30 lat ZTM
Same dobre wiadomości – metro dojechało na Bródno. Trzy nowe stacje – Zacisze, Kondratowicza i Bródno otwarte. Około czterech kilometrów podziemnej kolei to niby niewiele, ale jednocześnie bardzo dużo. To jakościowy skok w transporcie publicznym dla mieszkańców Targówka.
Pociąg, który jedzie pod ziemią (czyli jest niewrażliwy na uliczny ruch, niepogodę czy kolejowe remonty, które uprzykrzają od kilku ładnych lat podróże koleją „naziemną” w aglomeracji warszawskiej) i może zabrać dwa razy więcej pasażerów niż wszystkie autobusy i tramwaje jadące z ulicy L. Kondratowicza w stronę centrum, jest bezkonkurencyjny w porównaniu z innymi rodzajami transportu.

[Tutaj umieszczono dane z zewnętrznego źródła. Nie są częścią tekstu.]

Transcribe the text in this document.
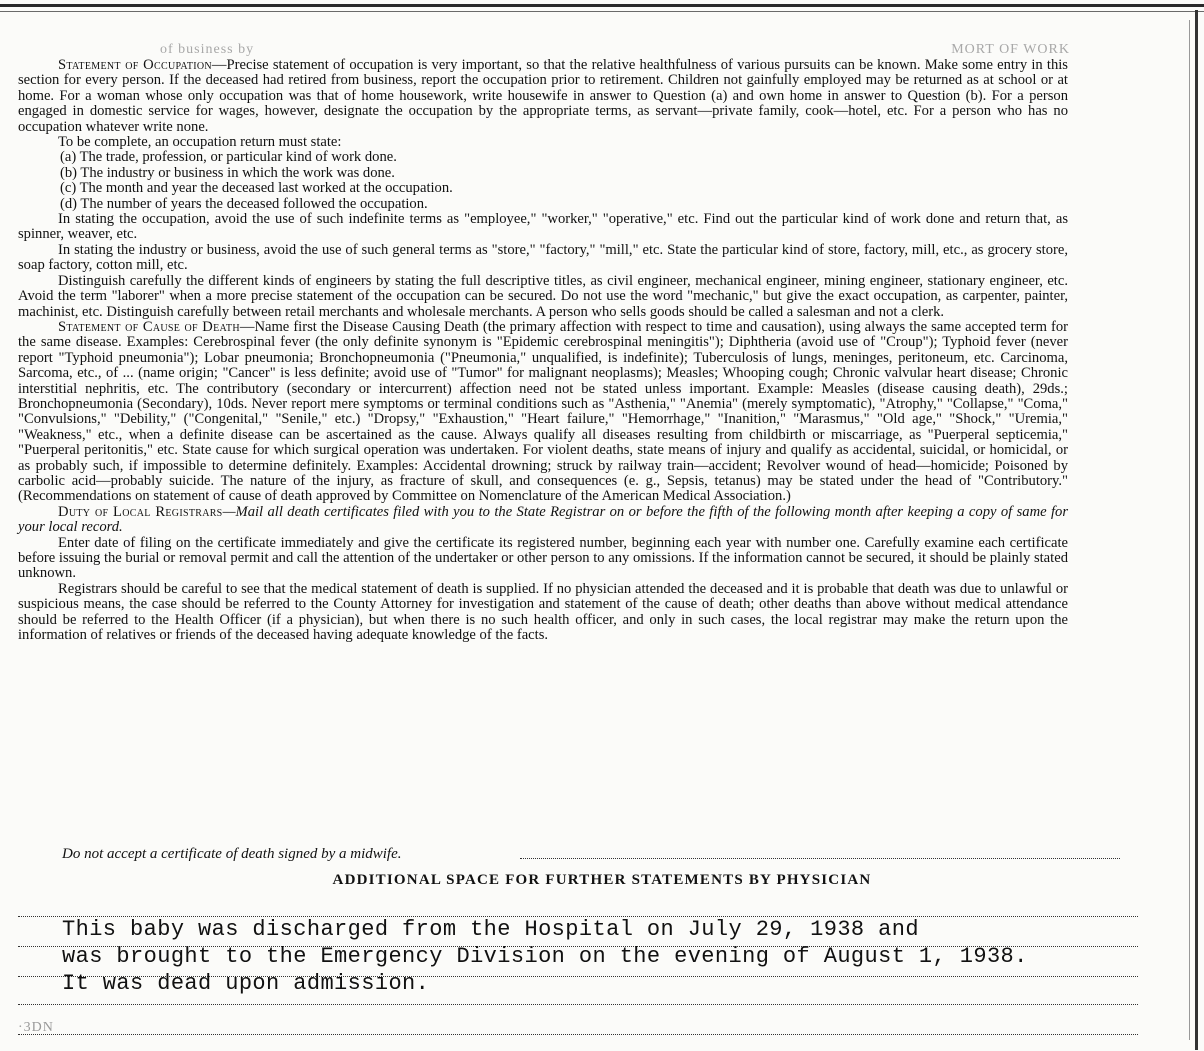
of business by	MORT OF WORK

Statement of Occupation—Precise statement of occupation is very important, so that the relative healthfulness of various pursuits can be known. Make some entry in this section for every person. If the deceased had retired from business, report the occupation prior to retirement. Children not gainfully employed may be returned as at school or at home. For a woman whose only occupation was that of home housework, write housewife in answer to Question (a) and own home in answer to Question (b). For a person engaged in domestic service for wages, however, designate the occupation by the appropriate terms, as servant—private family, cook—hotel, etc. For a person who has no occupation whatever write none.

To be complete, an occupation return must state:

(a) The trade, profession, or particular kind of work done.
(b) The industry or business in which the work was done.
(c) The month and year the deceased last worked at the occupation.
(d) The number of years the deceased followed the occupation.

In stating the occupation, avoid the use of such indefinite terms as "employee," "worker," "operative," etc. Find out the particular kind of work done and return that, as spinner, weaver, etc.

In stating the industry or business, avoid the use of such general terms as "store," "factory," "mill," etc. State the particular kind of store, factory, mill, etc., as grocery store, soap factory, cotton mill, etc.

Distinguish carefully the different kinds of engineers by stating the full descriptive titles, as civil engineer, mechanical engineer, mining engineer, stationary engineer, etc. Avoid the term "laborer" when a more precise statement of the occupation can be secured. Do not use the word "mechanic," but give the exact occupation, as carpenter, painter, machinist, etc. Distinguish carefully between retail merchants and wholesale merchants. A person who sells goods should be called a salesman and not a clerk.

Statement of Cause of Death—Name first the Disease Causing Death (the primary affection with respect to time and causation), using always the same accepted term for the same disease. Examples: Cerebrospinal fever (the only definite synonym is "Epidemic cerebrospinal meningitis"); Diphtheria (avoid use of "Croup"); Typhoid fever (never report "Typhoid pneumonia"); Lobar pneumonia; Bronchopneumonia ("Pneumonia," unqualified, is indefinite); Tuberculosis of lungs, meninges, peritoneum, etc. Carcinoma, Sarcoma, etc., of ... (name origin; "Cancer" is less definite; avoid use of "Tumor" for malignant neoplasms); Measles; Whooping cough; Chronic valvular heart disease; Chronic interstitial nephritis, etc. The contributory (secondary or intercurrent) affection need not be stated unless important. Example: Measles (disease causing death), 29ds.; Bronchopneumonia (Secondary), 10ds. Never report mere symptoms or terminal conditions such as "Asthenia," "Anemia" (merely symptomatic), "Atrophy," "Collapse," "Coma," "Convulsions," "Debility," ("Congenital," "Senile," etc.) "Dropsy," "Exhaustion," "Heart failure," "Hemorrhage," "Inanition," "Marasmus," "Old age," "Shock," "Uremia," "Weakness," etc., when a definite disease can be ascertained as the cause. Always qualify all diseases resulting from childbirth or miscarriage, as "Puerperal septicemia," "Puerperal peritonitis," etc. State cause for which surgical operation was undertaken. For violent deaths, state means of injury and qualify as accidental, suicidal, or homicidal, or as probably such, if impossible to determine definitely. Examples: Accidental drowning; struck by railway train—accident; Revolver wound of head—homicide; Poisoned by carbolic acid—probably suicide. The nature of the injury, as fracture of skull, and consequences (e. g., Sepsis, tetanus) may be stated under the head of "Contributory." (Recommendations on statement of cause of death approved by Committee on Nomenclature of the American Medical Association.)

Duty of Local Registrars—Mail all death certificates filed with you to the State Registrar on or before the fifth of the following month after keeping a copy of same for your local record.

Enter date of filing on the certificate immediately and give the certificate its registered number, beginning each year with number one. Carefully examine each certificate before issuing the burial or removal permit and call the attention of the undertaker or other person to any omissions. If the information cannot be secured, it should be plainly stated unknown.

Registrars should be careful to see that the medical statement of death is supplied. If no physician attended the deceased and it is probable that death was due to unlawful or suspicious means, the case should be referred to the County Attorney for investigation and statement of the cause of death; other deaths than above without medical attendance should be referred to the Health Officer (if a physician), but when there is no such health officer, and only in such cases, the local registrar may make the return upon the information of relatives or friends of the deceased having adequate knowledge of the facts.

Do not accept a certificate of death signed by a midwife.
ADDITIONAL SPACE FOR FURTHER STATEMENTS BY PHYSICIAN
This baby was discharged from the Hospital on July 29, 1938 and
was brought to the Emergency Division on the evening of August 1, 1938.
It was dead upon admission.
·3DN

W tym numerze świętujemy także 30 lat działania Zarządu Transportu Miejskiego. Trzydzieści lat temu władze Warszawy zdecydowały o oddzieleniu funkcji organizatora transportu od operatorów czyli firm wożących pasażerów. Wtedy taka forma organizacji transportu publicznego była w Polsce czymś nowym; dziś jest już w wielu miastach. Przypominamy nieco historię ZTM, także tę z przymrużeniem oka.